Одно время, правда, его подозревали в симпатиях к славянофилам. Поводом для этого послужило одно действительное происшествие, нашедшее свое отражение в воспоминаниях В. Жемчужникова.

«В день его (Пруткова.— И. П.) именин, за многолюдным обедом, на котором присутствовал, в числе прочих чиновных лиц, и приезжий из Москвы, известный своею опасною политическою благонадежностью, действительный статский советник Кашенцев, с почтенным хозяином вступил в публичный спор о вкусе цикорного салата внучатый племянник его К. И. Шерстобитов. Козьма Прутков сначала возражал спорщику шутя и даже вдруг произнес, экспромтом, следующее стихотворение:

Я цикорий не люблю —

Оттого, что в нем, в цикорье,

Попадается песок...

Я люблю песок на взморье,

Где качается челнок и т. д.

Этот неожиданный экспромт привел всех в неописуемый восторг и вызвал общие рукоплескания. Но Шерстобитов,

задетый в своем самолюбии, возобновил спор с еще большей горячностью, ссылаясь на пример Западной Европы, где, по его словам, цикорный салат уважается всеми образованными людьми. Тогда Козьма Прутков, потеряв терпение, назвал его публично щенком и высказал ему горькие истины в ... басне, написанной им тотчас после обеда, в присутствии гостей13. Он посвятил эту басню упомянутому действительному статскому советнику Кашенцеву в свидетельство своего патриотического предпочтения даже худшего родного лучшему чужестранному».

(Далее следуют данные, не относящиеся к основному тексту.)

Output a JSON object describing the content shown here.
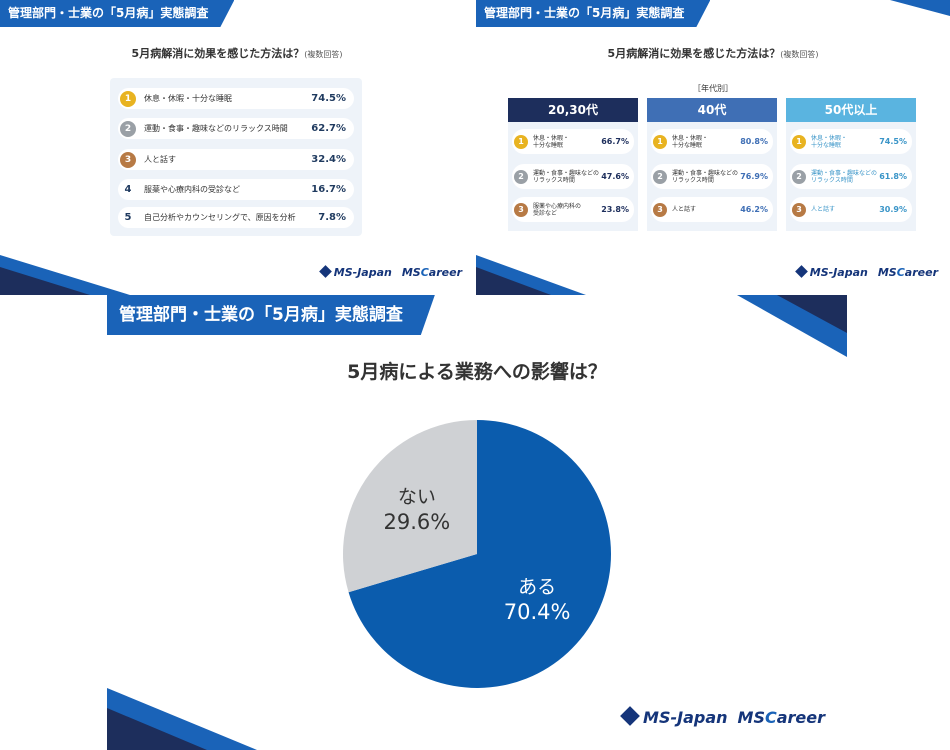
{
  "survey_title": "管理部門・士業の「5月病」実態調査",
  "brand": {
    "ms_japan": "MS-Japan",
    "ms_prefix": "MS",
    "career_c": "C",
    "career_rest": "areer"
  },
  "colors": {
    "banner": "#1a63b8",
    "navy": "#1d2e5c",
    "mid_blue": "#3f6fb5",
    "light_blue": "#5ab4e0",
    "pie_yes": "#0b5cad",
    "pie_no": "#cfd1d4"
  },
  "panel_overall": {
    "question": "5月病解消に効果を感じた方法は？",
    "question_note": "(複数回答)",
    "items": [
      {
        "rank": "1",
        "medal": "gold",
        "label": "休息・休暇・十分な睡眠",
        "value": "74.5%"
      },
      {
        "rank": "2",
        "medal": "silver",
        "label": "運動・食事・趣味などのリラックス時間",
        "value": "62.7%"
      },
      {
        "rank": "3",
        "medal": "bronze",
        "label": "人と話す",
        "value": "32.4%"
      },
      {
        "rank": "4",
        "medal": "none",
        "label": "服薬や心療内科の受診など",
        "value": "16.7%"
      },
      {
        "rank": "5",
        "medal": "none",
        "label": "自己分析やカウンセリングで、原因を分析",
        "value": "7.8%"
      }
    ]
  },
  "panel_age": {
    "question": "5月病解消に効果を感じた方法は？",
    "question_note": "(複数回答)",
    "caption": "［年代別］",
    "groups": [
      {
        "name": "20,30代",
        "items": [
          {
            "rank": "1",
            "medal": "gold",
            "label_1": "休息・休暇・",
            "label_2": "十分な睡眠",
            "value": "66.7%"
          },
          {
            "rank": "2",
            "medal": "silver",
            "label_1": "運動・食事・趣味などの",
            "label_2": "リラックス時間",
            "value": "47.6%"
          },
          {
            "rank": "3",
            "medal": "bronze",
            "label_1": "服薬や心療内科の",
            "label_2": "受診など",
            "value": "23.8%"
          }
        ]
      },
      {
        "name": "40代",
        "items": [
          {
            "rank": "1",
            "medal": "gold",
            "label_1": "休息・休暇・",
            "label_2": "十分な睡眠",
            "value": "80.8%"
          },
          {
            "rank": "2",
            "medal": "silver",
            "label_1": "運動・食事・趣味などの",
            "label_2": "リラックス時間",
            "value": "76.9%"
          },
          {
            "rank": "3",
            "medal": "bronze",
            "label_1": "人と話す",
            "label_2": "",
            "value": "46.2%"
          }
        ]
      },
      {
        "name": "50代以上",
        "items": [
          {
            "rank": "1",
            "medal": "gold",
            "label_1": "休息・休暇・",
            "label_2": "十分な睡眠",
            "value": "74.5%"
          },
          {
            "rank": "2",
            "medal": "silver",
            "label_1": "運動・食事・趣味などの",
            "label_2": "リラックス時間",
            "value": "61.8%"
          },
          {
            "rank": "3",
            "medal": "bronze",
            "label_1": "人と話す",
            "label_2": "",
            "value": "30.9%"
          }
        ]
      }
    ]
  },
  "chart_data": {
    "type": "pie",
    "title": "5月病による業務への影響は？",
    "slices": [
      {
        "label": "ある",
        "value": 70.4,
        "value_label": "70.4%",
        "color": "#0b5cad"
      },
      {
        "label": "ない",
        "value": 29.6,
        "value_label": "29.6%",
        "color": "#cfd1d4"
      }
    ],
    "start": "top",
    "direction": "clockwise",
    "legend": "none"
  }
}
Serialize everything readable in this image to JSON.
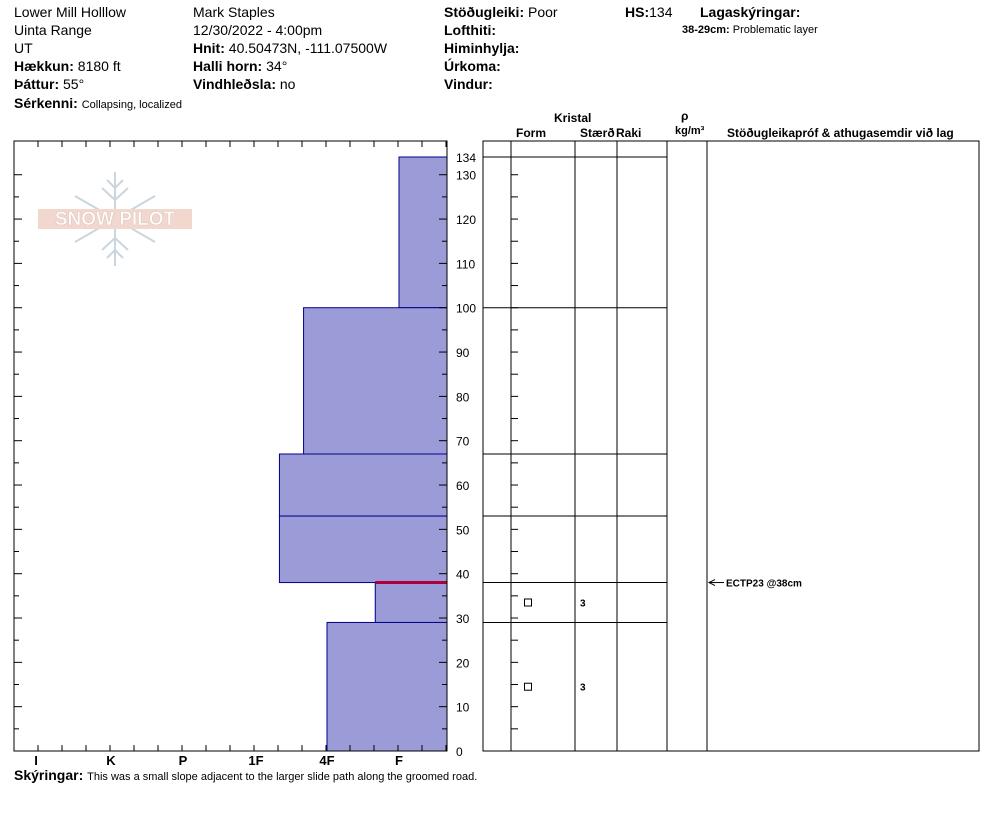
{
  "header": {
    "location": "Lower Mill Holllow",
    "range": "Uinta Range",
    "state": "UT",
    "elevation_label": "Hækkun:",
    "elevation_value": "8180 ft",
    "aspect_label": "Þáttur:",
    "aspect_value": "55°",
    "features_label": "Sérkenni:",
    "features_value": "Collapsing, localized",
    "observer": "Mark Staples",
    "datetime": "12/30/2022 - 4:00pm",
    "coords_label": "Hnit:",
    "coords_value": "40.50473N, -111.07500W",
    "slope_label": "Halli horn:",
    "slope_value": "34°",
    "wind_loading_label": "Vindhleðsla:",
    "wind_loading_value": "no",
    "stability_label": "Stöðugleiki:",
    "stability_value": "Poor",
    "air_temp_label": "Lofthiti:",
    "sky_label": "Himinhylja:",
    "precip_label": "Úrkoma:",
    "wind_label": "Vindur:",
    "hs_label": "HS:",
    "hs_value": "134",
    "layer_notes_label": "Lagaskýringar:",
    "layer_notes_range": "38-29cm:",
    "layer_notes_text": "Problematic layer"
  },
  "logo": {
    "text": "SNOW PILOT"
  },
  "table_headers": {
    "crystal": "Kristal",
    "form": "Form",
    "size": "Stærð",
    "moisture": "Raki",
    "rho": "ρ",
    "density_unit": "kg/m³",
    "tests": "Stöðugleikapróf & athugasemdir við lag"
  },
  "footer": {
    "comments_label": "Skýringar:",
    "comments_text": "This was a small slope adjacent to the larger slide path along the groomed road."
  },
  "chart_data": {
    "type": "bar",
    "title": "",
    "ylabel": "",
    "ylim": [
      0,
      134
    ],
    "y_ticks": [
      0,
      10,
      20,
      30,
      40,
      50,
      60,
      70,
      80,
      90,
      100,
      110,
      120,
      130
    ],
    "hs_tick": 134,
    "hardness_scale": [
      "F",
      "4F",
      "1F",
      "P",
      "K",
      "I"
    ],
    "hardness_axis_labels": [
      "I",
      "K",
      "P",
      "1F",
      "4F",
      "F"
    ],
    "layers": [
      {
        "top": 134,
        "bottom": 100,
        "hardness": "F"
      },
      {
        "top": 100,
        "bottom": 67,
        "hardness": "4F+"
      },
      {
        "top": 67,
        "bottom": 53,
        "hardness": "1F-"
      },
      {
        "top": 53,
        "bottom": 38,
        "hardness": "1F-"
      },
      {
        "top": 38,
        "bottom": 29,
        "hardness": "F+"
      },
      {
        "top": 29,
        "bottom": 0,
        "hardness": "4F"
      }
    ],
    "hardness_levels": {
      "F": 1.0,
      "F+": 1.33,
      "4F": 2.0,
      "4F+": 2.33,
      "1F-": 2.67,
      "1F": 3.0,
      "P": 4.0,
      "K": 5.0,
      "I": 6.0
    },
    "grains": [
      {
        "depth": 33.5,
        "size": "3"
      },
      {
        "depth": 14.5,
        "size": "3"
      }
    ],
    "test_results": [
      {
        "depth": 38,
        "label": "ECTP23 @38cm"
      }
    ],
    "highlight_layer_depth": 38,
    "colors": {
      "fill": "#9b9bd7",
      "stroke": "#00008b",
      "highlight": "#b0003a"
    }
  }
}
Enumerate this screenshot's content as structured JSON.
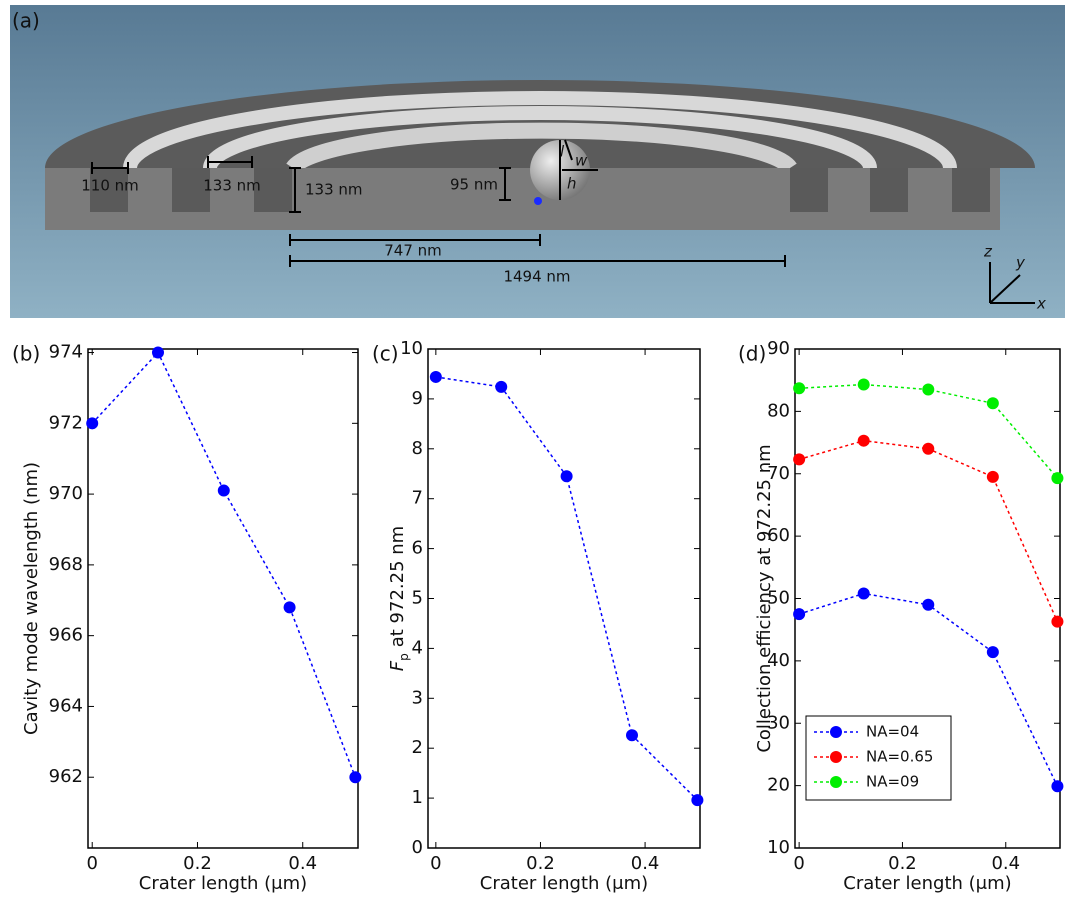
{
  "panel_a": {
    "label": "(a)",
    "annotations": [
      "110 nm",
      "133 nm",
      "133 nm",
      "95 nm",
      "747 nm",
      "1494 nm",
      "l",
      "w",
      "h"
    ],
    "axes": [
      "z",
      "y",
      "x"
    ]
  },
  "chart_data": [
    {
      "type": "line",
      "panel_label": "(b)",
      "xlabel": "Crater length (μm)",
      "ylabel": "Cavity mode wavelength (nm)",
      "x": [
        0,
        0.125,
        0.25,
        0.375,
        0.5
      ],
      "xlim": [
        -0.008,
        0.505
      ],
      "xticks": [
        0,
        0.2,
        0.4
      ],
      "ylim": [
        960,
        974.1
      ],
      "yticks": [
        962,
        964,
        966,
        968,
        970,
        972,
        974
      ],
      "series": [
        {
          "color": "#0000ff",
          "values": [
            972.0,
            974.0,
            970.1,
            966.8,
            962.0
          ]
        }
      ]
    },
    {
      "type": "line",
      "panel_label": "(c)",
      "xlabel": "Crater length (μm)",
      "ylabel": {
        "symbol": "F",
        "subscript": "p",
        "text": "at 972.25 nm"
      },
      "x": [
        0,
        0.125,
        0.25,
        0.375,
        0.5
      ],
      "xlim": [
        -0.015,
        0.505
      ],
      "xticks": [
        0,
        0.2,
        0.4
      ],
      "ylim": [
        0,
        10
      ],
      "yticks": [
        0,
        1,
        2,
        3,
        4,
        5,
        6,
        7,
        8,
        9,
        10
      ],
      "series": [
        {
          "color": "#0000ff",
          "values": [
            9.44,
            9.24,
            7.45,
            2.26,
            0.96
          ]
        }
      ]
    },
    {
      "type": "line",
      "panel_label": "(d)",
      "xlabel": "Crater length (μm)",
      "ylabel": "Collection efficiency at 972.25 nm",
      "x": [
        0,
        0.125,
        0.25,
        0.375,
        0.5
      ],
      "xlim": [
        -0.008,
        0.505
      ],
      "xticks": [
        0,
        0.2,
        0.4
      ],
      "ylim": [
        10,
        90
      ],
      "yticks": [
        10,
        20,
        30,
        40,
        50,
        60,
        70,
        80,
        90
      ],
      "legend": "lower left",
      "series": [
        {
          "name": "NA=04",
          "color": "#0000ff",
          "values": [
            47.5,
            50.8,
            49.0,
            41.4,
            19.9
          ]
        },
        {
          "name": "NA=0.65",
          "color": "#ff0000",
          "values": [
            72.3,
            75.3,
            74.0,
            69.5,
            46.3
          ]
        },
        {
          "name": "NA=09",
          "color": "#00ee00",
          "values": [
            83.7,
            84.3,
            83.5,
            81.3,
            69.3
          ]
        }
      ]
    }
  ]
}
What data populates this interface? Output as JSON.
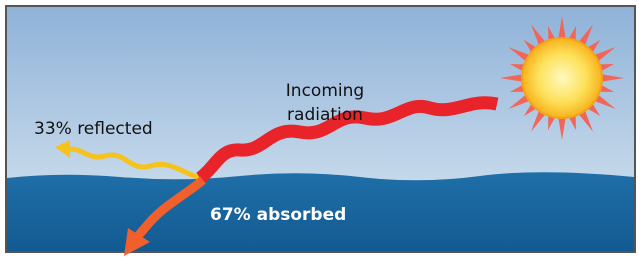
{
  "labels": {
    "incoming": [
      "Incoming",
      "radiation"
    ],
    "reflected": "33% reflected",
    "absorbed": "67% absorbed"
  }
}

Тот же мотив звучит и в стихотворении «В альбом красивой чужестранке», написанной в подражание А. С. Хомякову:

Вокруг тебя очарованье,

Ты бесподобна, ты мила,

Ты силой чудной обаянья К себе поэта привлекла;

Но он любить тебя не может:

Ты родилась в другом краю,

И он охулки не положит,

Любя тебя, на честь свою!..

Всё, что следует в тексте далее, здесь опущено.